Tenho que falar dos dois filmes
que vi durante o momento do intervalo ou do recreio, quando não me submeti às
regras da sala de aula. Que saudades da professorinha que me ensinou o beabá.
Um museu imaginário. Voltei a autobiografia, geralmente de onde todos nós
começamos. É uma luta para barbarizar um país mau civilizado, a consciência é
difícil de
alcançar. Voltemos ao inicio, coisa de maluco, eu sei meu bem.

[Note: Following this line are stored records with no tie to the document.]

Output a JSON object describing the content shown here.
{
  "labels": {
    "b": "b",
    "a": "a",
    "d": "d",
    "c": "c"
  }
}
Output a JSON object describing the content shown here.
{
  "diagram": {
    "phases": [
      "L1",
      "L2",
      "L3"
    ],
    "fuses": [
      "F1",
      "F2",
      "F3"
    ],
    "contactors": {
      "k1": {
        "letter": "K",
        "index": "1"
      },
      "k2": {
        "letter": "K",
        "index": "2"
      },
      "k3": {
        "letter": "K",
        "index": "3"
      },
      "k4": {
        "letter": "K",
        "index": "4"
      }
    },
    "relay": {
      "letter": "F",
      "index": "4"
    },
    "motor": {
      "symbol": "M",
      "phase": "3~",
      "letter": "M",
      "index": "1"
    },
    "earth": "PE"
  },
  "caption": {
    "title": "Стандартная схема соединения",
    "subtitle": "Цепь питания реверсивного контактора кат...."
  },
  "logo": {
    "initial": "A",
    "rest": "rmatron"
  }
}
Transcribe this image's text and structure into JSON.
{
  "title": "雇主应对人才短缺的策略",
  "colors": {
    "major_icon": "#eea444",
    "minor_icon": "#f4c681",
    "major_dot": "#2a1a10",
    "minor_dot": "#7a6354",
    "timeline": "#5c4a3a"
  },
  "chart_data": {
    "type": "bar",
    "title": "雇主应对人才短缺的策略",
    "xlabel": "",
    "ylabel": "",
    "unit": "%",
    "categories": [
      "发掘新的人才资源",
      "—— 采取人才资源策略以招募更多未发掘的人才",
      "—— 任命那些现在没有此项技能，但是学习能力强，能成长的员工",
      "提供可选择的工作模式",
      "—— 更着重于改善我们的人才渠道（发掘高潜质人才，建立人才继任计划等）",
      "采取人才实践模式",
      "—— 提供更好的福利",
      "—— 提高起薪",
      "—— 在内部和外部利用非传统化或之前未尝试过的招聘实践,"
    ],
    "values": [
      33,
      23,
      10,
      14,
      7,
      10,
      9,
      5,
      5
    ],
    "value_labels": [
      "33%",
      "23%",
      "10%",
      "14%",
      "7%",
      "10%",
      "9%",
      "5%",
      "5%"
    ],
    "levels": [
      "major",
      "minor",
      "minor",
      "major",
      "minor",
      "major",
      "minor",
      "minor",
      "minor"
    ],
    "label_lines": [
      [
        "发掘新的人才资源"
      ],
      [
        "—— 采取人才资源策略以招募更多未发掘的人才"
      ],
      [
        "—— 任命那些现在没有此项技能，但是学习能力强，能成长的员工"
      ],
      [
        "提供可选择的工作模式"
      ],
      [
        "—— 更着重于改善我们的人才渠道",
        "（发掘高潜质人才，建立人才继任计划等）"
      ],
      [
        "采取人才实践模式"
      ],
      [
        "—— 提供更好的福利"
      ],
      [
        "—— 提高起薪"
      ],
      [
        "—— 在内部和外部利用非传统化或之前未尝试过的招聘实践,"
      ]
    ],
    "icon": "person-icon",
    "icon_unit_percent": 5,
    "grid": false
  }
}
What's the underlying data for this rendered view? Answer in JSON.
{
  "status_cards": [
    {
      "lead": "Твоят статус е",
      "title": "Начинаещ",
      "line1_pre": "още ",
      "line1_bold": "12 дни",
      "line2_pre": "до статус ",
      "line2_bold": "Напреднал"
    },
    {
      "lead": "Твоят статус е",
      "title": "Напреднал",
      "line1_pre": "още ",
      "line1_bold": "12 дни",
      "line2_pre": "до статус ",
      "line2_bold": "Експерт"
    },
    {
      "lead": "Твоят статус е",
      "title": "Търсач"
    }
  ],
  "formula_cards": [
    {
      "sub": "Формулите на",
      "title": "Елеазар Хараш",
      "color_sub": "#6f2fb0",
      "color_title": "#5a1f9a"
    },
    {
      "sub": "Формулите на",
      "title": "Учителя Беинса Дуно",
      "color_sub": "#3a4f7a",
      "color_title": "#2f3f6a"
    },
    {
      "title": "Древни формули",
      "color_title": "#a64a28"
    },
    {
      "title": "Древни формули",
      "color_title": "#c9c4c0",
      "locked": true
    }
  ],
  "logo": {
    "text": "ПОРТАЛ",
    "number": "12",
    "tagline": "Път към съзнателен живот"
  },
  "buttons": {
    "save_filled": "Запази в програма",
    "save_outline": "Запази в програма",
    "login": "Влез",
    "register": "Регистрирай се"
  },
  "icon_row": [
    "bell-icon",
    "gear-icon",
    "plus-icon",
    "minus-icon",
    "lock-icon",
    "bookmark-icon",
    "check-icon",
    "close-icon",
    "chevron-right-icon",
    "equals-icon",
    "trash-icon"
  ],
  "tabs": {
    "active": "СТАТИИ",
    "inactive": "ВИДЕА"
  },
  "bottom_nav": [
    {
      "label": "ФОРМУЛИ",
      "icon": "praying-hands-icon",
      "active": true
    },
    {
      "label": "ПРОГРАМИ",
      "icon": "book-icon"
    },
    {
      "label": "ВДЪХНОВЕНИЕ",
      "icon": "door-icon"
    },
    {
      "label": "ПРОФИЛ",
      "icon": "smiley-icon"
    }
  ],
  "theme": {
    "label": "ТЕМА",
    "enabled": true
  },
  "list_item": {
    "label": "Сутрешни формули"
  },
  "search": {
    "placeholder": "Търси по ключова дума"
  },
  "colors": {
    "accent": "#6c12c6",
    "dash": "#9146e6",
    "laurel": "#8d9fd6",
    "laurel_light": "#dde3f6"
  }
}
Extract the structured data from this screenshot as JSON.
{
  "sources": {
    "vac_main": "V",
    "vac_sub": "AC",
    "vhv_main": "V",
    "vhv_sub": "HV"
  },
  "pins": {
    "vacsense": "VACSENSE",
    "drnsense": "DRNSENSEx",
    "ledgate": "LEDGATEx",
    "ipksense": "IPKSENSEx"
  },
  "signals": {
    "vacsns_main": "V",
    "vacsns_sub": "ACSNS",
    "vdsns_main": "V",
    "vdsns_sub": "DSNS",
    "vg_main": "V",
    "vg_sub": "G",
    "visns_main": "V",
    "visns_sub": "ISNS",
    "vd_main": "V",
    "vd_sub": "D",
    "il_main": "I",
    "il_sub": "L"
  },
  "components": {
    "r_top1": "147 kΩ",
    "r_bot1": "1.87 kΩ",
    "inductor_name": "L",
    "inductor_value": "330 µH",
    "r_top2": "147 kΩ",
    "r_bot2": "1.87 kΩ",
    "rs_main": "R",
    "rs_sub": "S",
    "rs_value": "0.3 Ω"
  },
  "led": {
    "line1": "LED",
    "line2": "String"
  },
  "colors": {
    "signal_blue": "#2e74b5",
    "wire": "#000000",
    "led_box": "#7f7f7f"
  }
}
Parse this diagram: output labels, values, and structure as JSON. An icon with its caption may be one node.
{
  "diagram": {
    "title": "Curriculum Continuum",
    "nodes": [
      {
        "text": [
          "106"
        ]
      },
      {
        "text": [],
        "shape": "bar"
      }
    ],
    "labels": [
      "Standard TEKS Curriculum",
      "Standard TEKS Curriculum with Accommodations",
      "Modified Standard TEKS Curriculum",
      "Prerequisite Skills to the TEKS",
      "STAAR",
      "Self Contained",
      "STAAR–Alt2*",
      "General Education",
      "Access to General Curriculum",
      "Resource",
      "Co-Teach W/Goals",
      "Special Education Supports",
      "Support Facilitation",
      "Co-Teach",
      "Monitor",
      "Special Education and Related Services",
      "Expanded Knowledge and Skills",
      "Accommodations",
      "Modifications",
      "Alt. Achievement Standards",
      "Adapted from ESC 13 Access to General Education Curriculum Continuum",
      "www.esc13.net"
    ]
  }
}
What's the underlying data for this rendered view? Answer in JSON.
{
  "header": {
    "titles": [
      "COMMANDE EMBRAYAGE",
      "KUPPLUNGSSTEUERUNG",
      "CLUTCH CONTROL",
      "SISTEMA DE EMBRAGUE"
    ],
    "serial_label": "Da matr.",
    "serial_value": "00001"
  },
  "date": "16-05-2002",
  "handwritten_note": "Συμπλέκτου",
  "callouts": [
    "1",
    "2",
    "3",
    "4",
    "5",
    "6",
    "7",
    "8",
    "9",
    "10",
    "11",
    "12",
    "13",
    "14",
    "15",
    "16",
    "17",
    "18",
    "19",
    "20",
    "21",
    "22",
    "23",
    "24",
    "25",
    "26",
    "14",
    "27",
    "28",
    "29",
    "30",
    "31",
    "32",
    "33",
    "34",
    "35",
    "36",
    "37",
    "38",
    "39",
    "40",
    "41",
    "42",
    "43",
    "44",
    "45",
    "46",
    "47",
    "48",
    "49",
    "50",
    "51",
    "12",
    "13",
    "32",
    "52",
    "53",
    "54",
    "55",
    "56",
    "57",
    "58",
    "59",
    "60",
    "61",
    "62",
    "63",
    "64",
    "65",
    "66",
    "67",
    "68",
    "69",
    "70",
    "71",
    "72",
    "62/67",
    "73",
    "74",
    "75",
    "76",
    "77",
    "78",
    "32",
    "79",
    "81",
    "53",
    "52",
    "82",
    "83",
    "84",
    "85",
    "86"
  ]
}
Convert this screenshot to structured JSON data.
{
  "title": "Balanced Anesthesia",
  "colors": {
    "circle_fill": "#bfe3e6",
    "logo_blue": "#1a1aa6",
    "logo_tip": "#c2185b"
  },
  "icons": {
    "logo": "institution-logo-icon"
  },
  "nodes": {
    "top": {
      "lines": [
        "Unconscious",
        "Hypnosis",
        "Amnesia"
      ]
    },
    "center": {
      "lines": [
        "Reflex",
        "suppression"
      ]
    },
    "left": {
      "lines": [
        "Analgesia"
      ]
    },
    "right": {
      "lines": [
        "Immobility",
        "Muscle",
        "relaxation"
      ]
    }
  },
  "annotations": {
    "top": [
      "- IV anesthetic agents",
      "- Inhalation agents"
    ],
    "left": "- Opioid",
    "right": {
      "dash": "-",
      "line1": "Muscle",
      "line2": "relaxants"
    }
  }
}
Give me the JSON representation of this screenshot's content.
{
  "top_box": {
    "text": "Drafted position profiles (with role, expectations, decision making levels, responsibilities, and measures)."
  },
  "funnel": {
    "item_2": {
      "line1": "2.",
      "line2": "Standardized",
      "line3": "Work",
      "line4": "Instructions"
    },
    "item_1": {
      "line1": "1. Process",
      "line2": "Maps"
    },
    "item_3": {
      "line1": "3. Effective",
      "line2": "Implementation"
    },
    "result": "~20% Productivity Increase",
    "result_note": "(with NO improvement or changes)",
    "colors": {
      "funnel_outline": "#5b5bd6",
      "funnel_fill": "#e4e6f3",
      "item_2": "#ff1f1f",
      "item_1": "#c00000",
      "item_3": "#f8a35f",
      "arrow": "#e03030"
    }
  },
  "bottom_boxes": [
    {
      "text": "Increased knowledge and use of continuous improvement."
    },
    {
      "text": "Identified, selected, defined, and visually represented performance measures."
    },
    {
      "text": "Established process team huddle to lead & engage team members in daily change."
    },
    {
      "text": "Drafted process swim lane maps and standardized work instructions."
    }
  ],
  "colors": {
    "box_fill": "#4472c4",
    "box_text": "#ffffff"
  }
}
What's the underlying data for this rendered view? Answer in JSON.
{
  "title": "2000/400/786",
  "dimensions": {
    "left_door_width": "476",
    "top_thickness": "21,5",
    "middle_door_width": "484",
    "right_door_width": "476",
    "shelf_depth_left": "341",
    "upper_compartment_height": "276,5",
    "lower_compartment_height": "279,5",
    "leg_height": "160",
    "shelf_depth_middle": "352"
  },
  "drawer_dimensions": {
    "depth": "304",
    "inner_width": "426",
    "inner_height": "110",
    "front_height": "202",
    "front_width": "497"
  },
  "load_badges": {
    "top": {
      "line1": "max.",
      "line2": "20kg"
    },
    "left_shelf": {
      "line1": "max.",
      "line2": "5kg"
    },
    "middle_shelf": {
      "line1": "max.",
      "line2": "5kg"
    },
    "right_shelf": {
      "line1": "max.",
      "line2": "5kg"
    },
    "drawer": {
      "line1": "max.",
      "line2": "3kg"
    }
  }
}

Tudo está passando tão rápido,
que hoje já é amanhã e como se sabe cada dia é um dia a menos. Cantando
aos acordes do meu violão é que mando depressa ir-se embora a saudade que mora
no meu coração. Na parada esperta do Tonel da Pinga, sentado ao fundo na mesa
mais nobre do estabelecimento que é um beco, pude observar o negão de quase
dois metros, cabelo rastafári e macacão de entregador de gás, se aproximar do
balcão e sorrindo pedir ao Derley que antes chamava Shirlei, uma dose
dupla da amarela. Depois de servido levantou o Lagoinha cheio e olhando através
da sua transparência em direção à rua, disse melodiosamente: a vida é bela
como uma moça na janela esperando o broto dela. De uma talagada matou a
aqua-vita brasileira, pagou, agradeceu e foi embora. Finalmente o frio
chegou. No dia seguinte, passando em frente a um botequim na Barata Ribeiro
com República do Peru, vejo uma placa com os seguintes dizeres: bebo para
esquecer, mas nem assim.
Em Belo Horizonte noto o Moraes Moreira de chapéu
de palha dirigindo um carro vermelho pela Rua Dos Guajajaras. Talvez
fosse um chapéu Panamá. Só vou pra casa quando o dia clarear. Se por acaso
um grande amor eu arranjar não vou pra casa não vou não vou. Tarde fria,
sinto um frio na alma. Só você não vem minha calma.